A guest blog post by Kristeena Patsche
I know I’ve said it once, but I’ll say it again. Dating a farmer is something you really have to adjust to. It is not an 8 a.m. to 5 p.m. job and your date night or dinner conversations revolve a little too much around the latest and greatest equipment (that he wants but can’t afford) or what went wrong (or right) that day.
But then there’s harvest season . . .
This brings us to a whole new level.
Being 26, many couples my age are spending their fall weekends either at apple orchards, haunted hayrides, fall festivals or zombie pub crawls, drinking pumpkin spice lattes or some sort of craft pumpkin beer.
Not us. I’ll be honest – we’re lucky if we get around to buying a pumpkin from the local grocery store, and even luckier if it gets carved together.
Dating a farmer is one thing, but dating a farmer during harvest is another. Here’s a few tips and tricks to surviving harvest while dating a farmer.
First and foremost, DON’T DO IT. Whether it’s a wedding, double date, or even a simple appointment, do not assume they’ll be available. Unless it’s raining or they’re broken down, they aren’t leaving the farm. And let’s be honest, if this were the case, they’re probably not pleasant to be around, anyways.
Know the fields and field names BEFORE harvest.
There is nothing worse than saying, “I don’t know where that is,” or asking for directions to a field while they are multi-tasking in the tractor or combine. Plus, the directions usually include landmarks you’ve probably never heard of.
You know – take a left by that one farm site with the old red barn, you’ll then see a John Deere 4840 in the field (because we can all read that from the road or know what it looks like with a single glance), take another left, you’ll see a small red flag in the road ditch and it’s just beyond that on the right side of the road.
Just learn the different fields and field names before October rolls around. It’ll save you some stress.
Don’t comment on the lack of hygiene.
I’ll just say it. Putting on clean jeans every day, combing their hair daily or making sure they are clean shaven goes out the window during harvest. And it’s better if you just don’t comment on it. I grew up with my dad always telling me, “I won’t shave ‘til all the corn is in the bin.” Just accept they aren’t winning any beauty contests out there.
Stay clear of comparing progress to the neighbors.
Stay clear of comments like, “I saw so-and-so started picking corn today.” Or, “I saw so-and-so finished another field.” Don’t do it. Save yourself. Don’t cause any unneeded stress. You’ll thank me later.
Add meteorologist to your resume.
When rain is in the forecast, it’s a race against the clock. They’ll need to know where the rain is and when it’ll be here. Be prepared to know, but don’t ask how it’s coming. I can probably answer this for you – not fast enough.
Don’t ask when they’re coming home.
Harvest can feel like a never-ending cycle, day in and day out, working more than what they are sleeping. There are always things that can be done, even if they aren’t in the field. Don’t ask when they’ll be done for the day, because they probably don’t know. Or if they do, plan on an hour later than scheduled.
Make good food, not fancy, sloppy food.
During harvest, staying fed is critical. No one wants a hungry farmer who has just worked an entire day on four hours of sleep. If you’re making meals for the field, stick with foods that are easy to eat where half of it won’t end up on their lap. If they’re up against the clock, they might not have the time to stop and eat, so plan for food they can eat while driving.
If they don’t tell you how the crop is looking, don’t ask.
If they aren’t telling you the yields or how the crop is looking, there’s probably a reason for that. My advice–don’t ask until they tell you.
You’re not their priority . . . right now.

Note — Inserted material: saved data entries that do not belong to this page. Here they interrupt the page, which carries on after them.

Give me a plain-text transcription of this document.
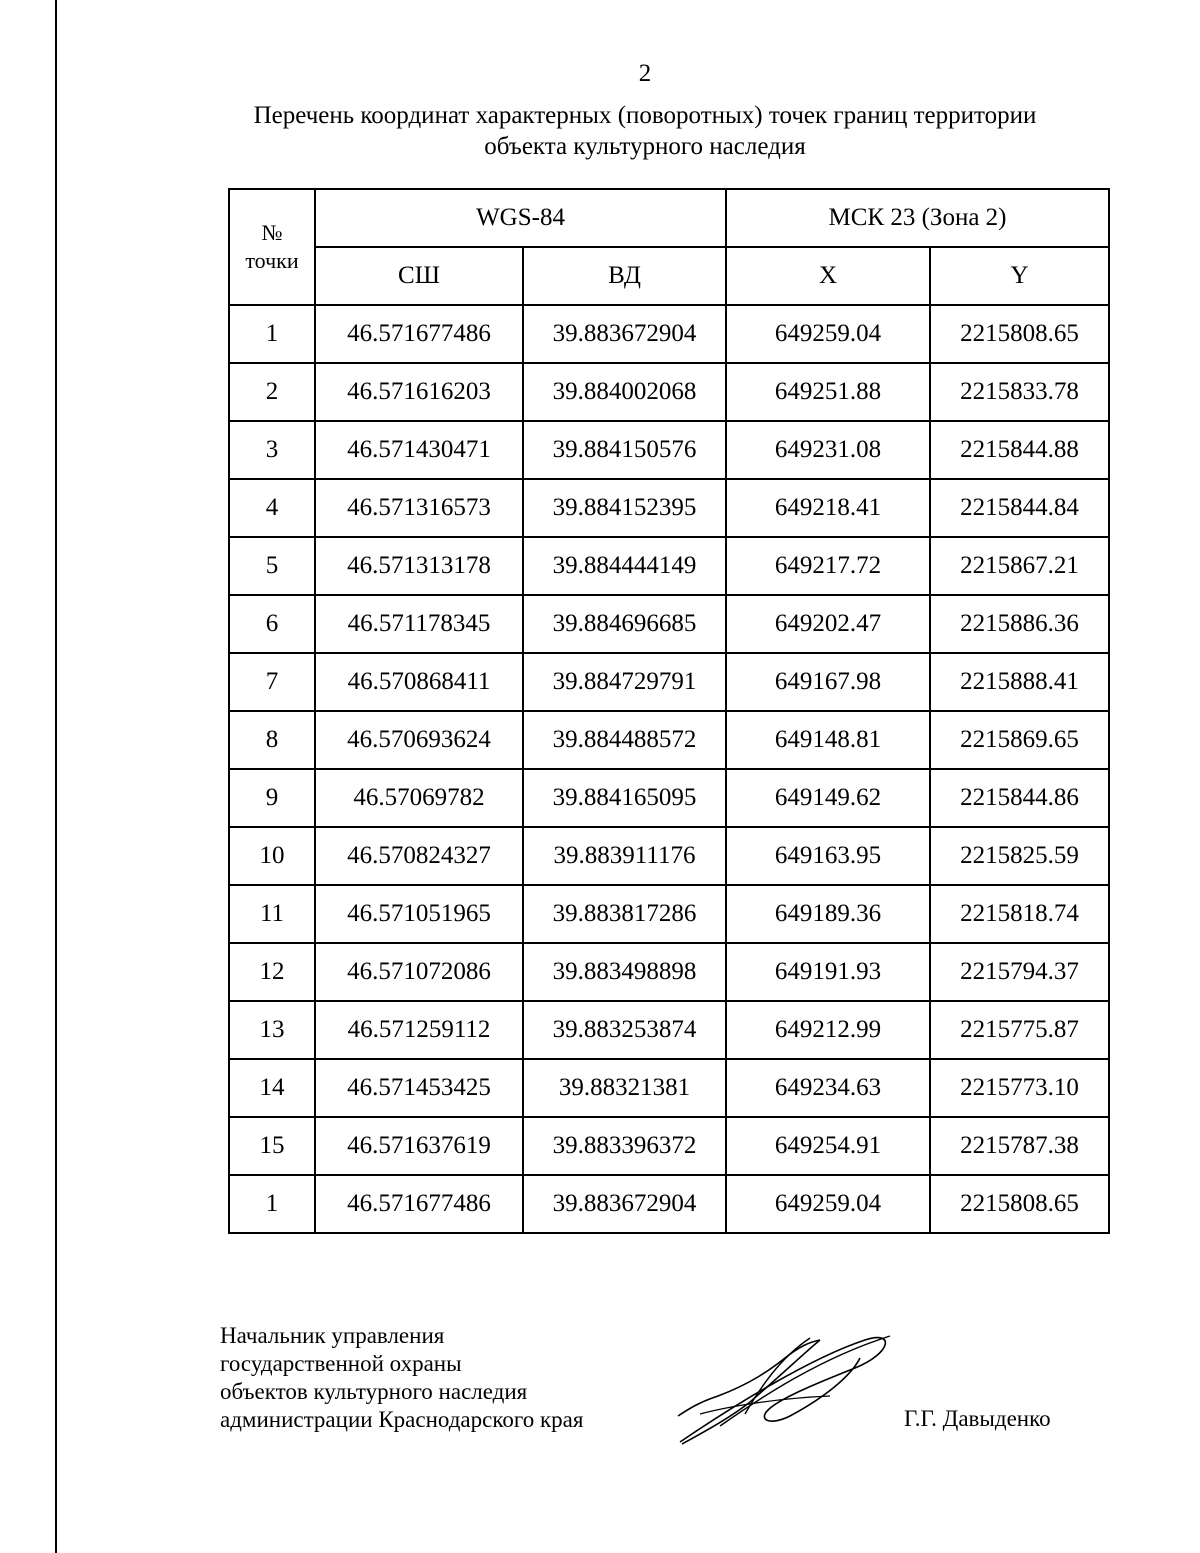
2
Перечень координат характерных (поворотных) точек границ территории
объекта культурного наследия
№
точки	WGS-84		МСК 23 (Зона 2)	
	СШ	ВД	X	Y
1	46.571677486	39.883672904	649259.04	2215808.65
2	46.571616203	39.884002068	649251.88	2215833.78
3	46.571430471	39.884150576	649231.08	2215844.88
4	46.571316573	39.884152395	649218.41	2215844.84
5	46.571313178	39.884444149	649217.72	2215867.21
6	46.571178345	39.884696685	649202.47	2215886.36
7	46.570868411	39.884729791	649167.98	2215888.41
8	46.570693624	39.884488572	649148.81	2215869.65
9	46.57069782	39.884165095	649149.62	2215844.86
10	46.570824327	39.883911176	649163.95	2215825.59
11	46.571051965	39.883817286	649189.36	2215818.74
12	46.571072086	39.883498898	649191.93	2215794.37
13	46.571259112	39.883253874	649212.99	2215775.87
14	46.571453425	39.88321381	649234.63	2215773.10
15	46.571637619	39.883396372	649254.91	2215787.38
1	46.571677486	39.883672904	649259.04	2215808.65
Начальник управления
государственной охраны
объектов культурного наследия
администрации Краснодарского края	Г.Г. Давыденко
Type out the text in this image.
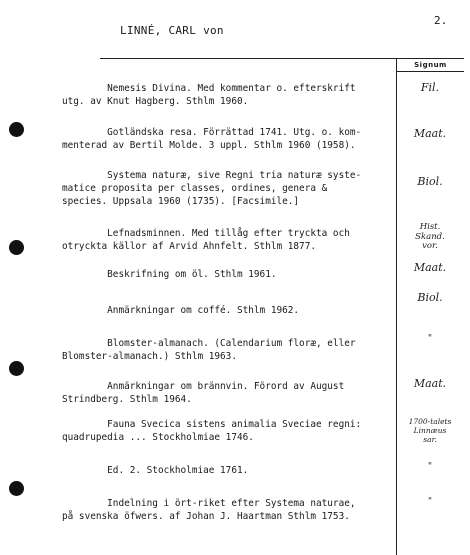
LINNÉ, CARL von
2.
Signum
Nemesis Divina. Med kommentar o. efterskrift
utg. av Knut Hagberg. Sthlm 1960.
Fil.
Gotländska resa. Förrättad 1741. Utg. o. kom-
menterad av Bertil Molde. 3 uppl. Sthlm 1960 (1958).
Maat.
Systema naturæ, sive Regni tria naturæ syste-
matice proposita per classes, ordines, genera &
species. Uppsala 1960 (1735). [Facsimile.]
Biol.
Lefnadsminnen. Med tillåg efter tryckta och
otryckta källor af Arvid Ahnfelt. Sthlm 1877.
Hist.
Skand.
vor.
Beskrifning om öl. Sthlm 1961.
Maat.
Anmärkningar om coffé. Sthlm 1962.
Biol.
Blomster-almanach. (Calendarium floræ, eller
Blomster-almanach.) Sthlm 1963.
"
Anmärkningar om brännvin. Förord av August
Strindberg. Sthlm 1964.
Maat.
Fauna Svecica sistens animalia Sveciae regni:
quadrupedia ... Stockholmiae 1746.
1700-talets
Linnæus
sar.
Ed. 2. Stockholmiae 1761.	"
Indelning i ört-riket efter Systema naturae,
på svenska öfwers. af Johan J. Haartman Sthlm 1753.
"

They have waited all summer to see how their hard work has paid off. Unfortunately, this time of year comes at a price. Be patient and flexible. I’d also recommend holding off on any sarcastic comments about being “neglected” until the middle of November.
If you feel single, remember it’s not forever.
There will be days or even weeks where you feel alone or wish you were able to do the typical “fall” activities. This is the one I find the most difficult, as I love everything about fall. I wish we were able to have fun dates together during fall, but my advice is this – make a point to plan something fun for after harvest. Just try and plan it before harvest, because you won’t get much of a response in the middle of October.
This is a crazy busy time of the year. Emotions are high and time is limited when you’re up against weather. They need your support, whether it’s visiting them in the field or making a quick “on the go” meal. Lend a hand when you can and let them know you’re proud of the work they do (while secretly counting down the days until it’s over).
Hopefully, these survival tips will help keep you (and your significant other) sane and together for another year. Good luck!